Unnamed: 0,lat/lon,-179.875,-179.625,-179.375,-179.125,-178.875,-178.625,-178.375,-178.125,-177.875,...,177.625,177.875,178.125,178.375,178.625,178.875,179.125,179.375,179.625,179.875
0,89.875,99999.0,99999.0,99999.0,99999.0,99999.0,99999.0,99999.0,99999.0,99999.0,...,99999.0,99999.0,99999.0,99999.0,99999.0,99999.0,99999.0,99999.0,99999.0,99999.0
1,89.625,99999.0,99999.0,99999.0,99999.0,99999.0,99999.0,99999.0,99999.0,99999.0,...,99999.0,99999.0,99999.0,99999.0,99999.0,99999.0,99999.0,99999.0,99999.0,99999.0
2,89.375,99999.0,99999.0,99999.0,99999.0,99999.0,99999.0,99999.0,99999.0,99999.0,...,99999.0,99999.0,99999.0,99999.0,99999.0,99999.0,99999.0,99999.0,99999.0,99999.0
3,89.125,99999.0,99999.0,99999.0,99999.0,99999.0,99999.0,99999.0,99999.0,99999.0,...,99999.0,99999.0,99999.0,99999.0,99999.0,99999.0,99999.0,99999.0,99999.0,99999.0


4) Let's start with the pop data. It looks pretty ugly. It's a gridded dataset where the top row and left column are longitudes and latitudes, respectively. I don't like that the latitudes are in an unindexed column. Let's change that.
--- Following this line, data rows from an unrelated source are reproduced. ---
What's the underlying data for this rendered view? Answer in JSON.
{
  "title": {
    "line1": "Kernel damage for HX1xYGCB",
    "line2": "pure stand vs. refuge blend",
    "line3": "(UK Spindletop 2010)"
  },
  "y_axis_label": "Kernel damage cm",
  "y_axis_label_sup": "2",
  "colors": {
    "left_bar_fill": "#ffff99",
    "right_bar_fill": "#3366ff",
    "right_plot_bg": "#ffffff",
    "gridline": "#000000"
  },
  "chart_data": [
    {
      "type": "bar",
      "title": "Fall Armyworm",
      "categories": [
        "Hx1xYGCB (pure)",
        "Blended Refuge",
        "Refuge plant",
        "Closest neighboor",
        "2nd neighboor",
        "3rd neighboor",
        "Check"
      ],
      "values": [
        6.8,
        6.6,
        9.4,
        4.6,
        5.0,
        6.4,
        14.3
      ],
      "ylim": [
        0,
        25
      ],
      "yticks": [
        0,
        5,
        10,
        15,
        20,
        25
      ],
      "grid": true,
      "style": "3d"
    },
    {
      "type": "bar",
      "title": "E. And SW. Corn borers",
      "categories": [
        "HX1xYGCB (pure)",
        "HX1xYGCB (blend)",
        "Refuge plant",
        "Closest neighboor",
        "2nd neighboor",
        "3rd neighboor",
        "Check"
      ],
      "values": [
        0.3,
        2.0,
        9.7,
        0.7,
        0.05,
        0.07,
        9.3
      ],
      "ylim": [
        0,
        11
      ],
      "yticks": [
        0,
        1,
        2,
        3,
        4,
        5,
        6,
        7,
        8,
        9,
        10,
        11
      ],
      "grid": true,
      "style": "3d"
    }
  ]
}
It's also going to make the index look weird with the name 'lat/lon' there, so let's get rid of it at the same time:

In [12]:
pop = pop.set_index('lat/lon')
del pop.index.name

In [13]:
pop.head(2)

Unnamed: 0,-179.875,-179.625,-179.375,-179.125,-178.875,-178.625,-178.375,-178.125,-177.875,-177.625,...,177.625,177.875,178.125,178.375,178.625,178.875,179.125,179.375,179.625,179.875
89.875,99999.0,99999.0,99999.0,99999.0,99999.0,99999.0,99999.0,99999.0,99999.0,99999.0,...,99999.0,99999.0,99999.0,99999.0,99999.0,99999.0,99999.0,99999.0,99999.0,99999.0
89.625,99999.0,99999.0,99999.0,99999.0,99999.0,99999.0,99999.0,99999.0,99999.0,99999.0,...,99999.0,99999.0,99999.0,99999.0,99999.0,99999.0,99999.0,99999.0,99999.0,99999.0


In [None]:
data = pop.stack().to_frame('item').query('250 < item < 99999')

In [None]:
data = data.reset_index(drop=False)

In [None]:
data.rename(columns={'level_0':'lat','level_1':'lon','item':'popdens'}, inplace=True)

In [14]:
reeflocations = reeflocations.convert_objects(convert_numeric=True)
reeflocations['PROTECTED'] = reeflocations['PROTECTED'].fillna(0)
reeflocations['PROTECTED'] = reeflocations['PROTECTED'].astype(np.int64)
reeflocations["PROTECTED"] = reeflocations["PROTECTED"].replace(1, "Yes")
reeflocations["PROTECTED"] = reeflocations["PROTECTED"].replace(0, "No")
protected = reeflocations[reeflocations["PROTECTED"] == "Yes"]
unprotected = reeflocations[reeflocations["PROTECTED"] == "No"]
reeflocations.to_csv("../data/reefloc.csv")
protected.to_csv("../data/protected.csv")
unprotected.to_csv("../data/unprotected.csv")
data.to_csv("../data/popdata.csv")

For all other conversions use the data-type specific converters pd.to_datetime, pd.to_timedelta and pd.to_numeric.
  after removing the cwd from sys.path.